Conformément à l'article 113-3 de la Constitution, les anciens présidents de la République élus siègent de droit au Sénat. Patrice Talon a intégré l'institution le 30 juillet dernier à ce titre, aux côtés de Nicéphore Soglo et de Thomas Boni Yayi. Ce dernier a opéré un revirement notable en acceptant, le 22 juillet 2026, d'occuper le siège que la Constitution lui réserve. Selon Bénin Web TV, il s'était pourtant montré l'un des opposants les plus véhéments à la création du Sénat lors de la révision constitutionnelle de fin 2025.

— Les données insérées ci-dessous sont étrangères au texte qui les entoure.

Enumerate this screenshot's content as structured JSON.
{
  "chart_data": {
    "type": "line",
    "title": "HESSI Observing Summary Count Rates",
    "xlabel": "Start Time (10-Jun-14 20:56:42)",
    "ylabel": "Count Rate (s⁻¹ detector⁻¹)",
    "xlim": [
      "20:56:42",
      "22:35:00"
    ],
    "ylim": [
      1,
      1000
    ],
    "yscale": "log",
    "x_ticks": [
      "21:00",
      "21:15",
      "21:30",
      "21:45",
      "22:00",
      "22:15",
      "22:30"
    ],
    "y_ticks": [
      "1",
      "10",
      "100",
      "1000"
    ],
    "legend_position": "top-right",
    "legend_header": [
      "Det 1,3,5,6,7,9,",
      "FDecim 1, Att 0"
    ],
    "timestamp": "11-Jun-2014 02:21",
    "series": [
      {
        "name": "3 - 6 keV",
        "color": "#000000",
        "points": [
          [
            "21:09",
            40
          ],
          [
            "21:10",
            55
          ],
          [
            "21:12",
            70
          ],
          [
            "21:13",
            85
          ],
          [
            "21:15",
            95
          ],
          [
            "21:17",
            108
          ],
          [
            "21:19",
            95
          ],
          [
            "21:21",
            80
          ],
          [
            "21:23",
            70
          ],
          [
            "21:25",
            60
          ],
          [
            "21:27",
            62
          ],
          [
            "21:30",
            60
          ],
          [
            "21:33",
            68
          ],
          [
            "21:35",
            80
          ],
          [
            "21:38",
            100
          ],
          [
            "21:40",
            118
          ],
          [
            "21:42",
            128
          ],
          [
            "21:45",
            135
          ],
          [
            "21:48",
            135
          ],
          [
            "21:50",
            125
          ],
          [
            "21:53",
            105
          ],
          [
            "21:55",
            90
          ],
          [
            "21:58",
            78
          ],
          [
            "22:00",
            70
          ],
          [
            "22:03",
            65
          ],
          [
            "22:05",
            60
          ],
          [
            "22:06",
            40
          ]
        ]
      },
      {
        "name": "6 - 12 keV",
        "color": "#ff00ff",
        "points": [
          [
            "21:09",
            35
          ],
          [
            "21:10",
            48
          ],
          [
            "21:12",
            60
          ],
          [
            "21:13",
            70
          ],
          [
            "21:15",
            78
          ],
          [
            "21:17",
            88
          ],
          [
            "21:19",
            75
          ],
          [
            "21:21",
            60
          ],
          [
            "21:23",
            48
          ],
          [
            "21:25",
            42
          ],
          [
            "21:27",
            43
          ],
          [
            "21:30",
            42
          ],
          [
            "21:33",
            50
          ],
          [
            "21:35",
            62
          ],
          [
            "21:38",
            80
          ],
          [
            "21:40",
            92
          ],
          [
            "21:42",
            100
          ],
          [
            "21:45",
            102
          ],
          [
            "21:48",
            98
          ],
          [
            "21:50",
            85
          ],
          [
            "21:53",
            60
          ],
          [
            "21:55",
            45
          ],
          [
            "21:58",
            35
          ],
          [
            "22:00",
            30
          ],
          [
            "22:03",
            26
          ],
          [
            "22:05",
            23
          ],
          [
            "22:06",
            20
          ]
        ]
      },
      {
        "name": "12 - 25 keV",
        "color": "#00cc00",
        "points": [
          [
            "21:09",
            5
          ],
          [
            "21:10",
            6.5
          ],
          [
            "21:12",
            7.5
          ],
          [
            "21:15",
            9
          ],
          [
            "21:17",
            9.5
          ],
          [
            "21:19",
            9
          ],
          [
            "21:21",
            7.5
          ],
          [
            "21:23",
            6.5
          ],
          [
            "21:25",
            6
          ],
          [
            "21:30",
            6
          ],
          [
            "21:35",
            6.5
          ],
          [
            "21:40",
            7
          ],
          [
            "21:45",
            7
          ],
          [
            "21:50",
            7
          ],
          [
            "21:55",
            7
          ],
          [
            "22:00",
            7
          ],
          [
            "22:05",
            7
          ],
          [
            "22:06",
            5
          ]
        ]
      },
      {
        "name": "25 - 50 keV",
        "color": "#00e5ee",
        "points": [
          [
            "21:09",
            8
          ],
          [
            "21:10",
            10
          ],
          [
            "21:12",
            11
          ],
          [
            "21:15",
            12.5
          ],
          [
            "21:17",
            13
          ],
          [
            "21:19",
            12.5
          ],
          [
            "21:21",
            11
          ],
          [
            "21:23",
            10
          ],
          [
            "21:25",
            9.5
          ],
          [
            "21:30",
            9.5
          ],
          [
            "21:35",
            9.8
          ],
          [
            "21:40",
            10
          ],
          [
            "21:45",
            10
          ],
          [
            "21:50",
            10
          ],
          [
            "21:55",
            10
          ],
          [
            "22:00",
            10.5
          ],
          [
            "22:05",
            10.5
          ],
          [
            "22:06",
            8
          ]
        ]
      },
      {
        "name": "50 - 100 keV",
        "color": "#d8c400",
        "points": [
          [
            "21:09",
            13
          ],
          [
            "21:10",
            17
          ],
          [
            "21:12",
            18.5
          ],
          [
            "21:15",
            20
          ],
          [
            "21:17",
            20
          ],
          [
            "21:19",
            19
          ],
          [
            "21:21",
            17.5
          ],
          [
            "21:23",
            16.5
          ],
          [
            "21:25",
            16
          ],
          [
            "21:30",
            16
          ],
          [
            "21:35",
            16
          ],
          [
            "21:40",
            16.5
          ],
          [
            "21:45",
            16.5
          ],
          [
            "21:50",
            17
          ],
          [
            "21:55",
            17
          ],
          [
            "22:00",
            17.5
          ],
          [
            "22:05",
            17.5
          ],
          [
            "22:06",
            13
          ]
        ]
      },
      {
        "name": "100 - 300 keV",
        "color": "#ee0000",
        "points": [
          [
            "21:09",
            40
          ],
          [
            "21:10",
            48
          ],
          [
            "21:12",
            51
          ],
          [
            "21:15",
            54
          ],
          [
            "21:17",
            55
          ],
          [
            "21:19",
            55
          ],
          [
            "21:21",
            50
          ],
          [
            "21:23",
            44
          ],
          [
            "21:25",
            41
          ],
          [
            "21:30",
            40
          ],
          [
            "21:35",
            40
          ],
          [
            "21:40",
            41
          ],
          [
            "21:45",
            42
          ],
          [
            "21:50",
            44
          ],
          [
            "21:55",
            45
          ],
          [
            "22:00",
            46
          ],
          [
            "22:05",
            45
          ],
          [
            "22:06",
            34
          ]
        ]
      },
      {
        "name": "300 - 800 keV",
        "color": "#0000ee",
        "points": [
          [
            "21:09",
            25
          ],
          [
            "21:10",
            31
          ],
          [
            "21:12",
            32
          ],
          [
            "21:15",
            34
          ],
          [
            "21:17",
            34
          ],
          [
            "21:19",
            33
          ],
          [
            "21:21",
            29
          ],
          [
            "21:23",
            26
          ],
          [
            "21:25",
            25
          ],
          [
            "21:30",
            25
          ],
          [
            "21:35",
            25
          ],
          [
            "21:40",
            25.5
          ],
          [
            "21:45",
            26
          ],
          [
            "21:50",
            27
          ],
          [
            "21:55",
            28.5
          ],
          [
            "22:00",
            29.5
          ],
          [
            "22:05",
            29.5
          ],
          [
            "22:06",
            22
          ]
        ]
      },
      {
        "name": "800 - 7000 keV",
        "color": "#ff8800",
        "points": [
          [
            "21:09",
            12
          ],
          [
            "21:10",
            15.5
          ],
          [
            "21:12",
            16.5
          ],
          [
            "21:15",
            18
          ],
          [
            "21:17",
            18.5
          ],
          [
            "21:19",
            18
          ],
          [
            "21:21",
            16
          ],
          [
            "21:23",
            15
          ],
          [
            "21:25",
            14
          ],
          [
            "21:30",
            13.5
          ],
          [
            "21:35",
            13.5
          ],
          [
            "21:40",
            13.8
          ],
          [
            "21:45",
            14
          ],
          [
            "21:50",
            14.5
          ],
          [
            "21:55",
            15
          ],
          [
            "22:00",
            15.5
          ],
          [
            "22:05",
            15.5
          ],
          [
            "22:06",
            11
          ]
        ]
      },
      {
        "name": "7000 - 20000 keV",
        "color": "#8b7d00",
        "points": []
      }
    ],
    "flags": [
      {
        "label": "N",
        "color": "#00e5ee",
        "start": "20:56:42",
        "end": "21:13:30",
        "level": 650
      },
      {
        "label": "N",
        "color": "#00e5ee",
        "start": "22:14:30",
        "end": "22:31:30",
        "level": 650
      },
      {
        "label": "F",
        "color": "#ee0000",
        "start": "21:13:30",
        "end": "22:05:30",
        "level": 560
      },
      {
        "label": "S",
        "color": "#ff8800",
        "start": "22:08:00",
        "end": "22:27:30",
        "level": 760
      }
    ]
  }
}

Une porte définitivement fermée vers la présidence
Fait déterminant pour comprendre les spéculations actuelles, ni Patrice Talon ni Thomas Boni Yayi ne pourront un jour retourner à la magistrature suprême. L'article 44 de la Constitution, tel que modifié par la loi n°2025-20 du 17 décembre 2025, dispose qu'aucune personne « ayant été élue deux fois président de la République et ayant exercé comme tel deux mandats » ne peut être candidate à la présidence. Boni Yayi a dirigé le pays de 2006 à 2016, Talon de 2016 à 2026. Tous deux ayant effectué deux mandats complets, cette disposition les écarte définitivement de toute nouvelle candidature présidentielle. Nicéphore Soglo, qui n'a exercé qu'un seul mandat, de 1991 à 1996, n'est en théorie pas concerné par cette clause précise.
Pour ces deux poids lourds de la vie politique béninoise, la présidence du Sénat représenterait donc la plus haute fonction institutionnelle encore accessible. Ce rôle confère, selon la Constitution, la direction d'une chambre dotée de pouvoirs de régulation de la vie politique et d'un droit de regard sur les lois électorales et constitutionnelles.
Des noms qui circulent, rien de tranché
Selon le site Kaweru Infos, plusieurs signaux orienteraient aujourd'hui les regards vers Patrice Talon pour la présidence du Sénat, sans que cela exclue d'autres scénarios. Le nom de Boni Yayi continue lui aussi d'être évoqué, en raison de son expérience à la tête de l'État de 2006 à 2016.
La Constitution impose que le président et le vice-président du Sénat soient obligatoirement choisis parmi les membres de droit, c'est-à-dire les anciens présidents de la République, de l'Assemblée nationale et de la Cour constitutionnelle. Cela place de fait Talon, Boni Yayi et Nicéphore Soglo parmi les rares personnalités éligibles à ce poste.
Le scrutin de ce jeudi, à bulletin secret entre les 25 sénateurs, devrait lever le voile sur ces spéculations.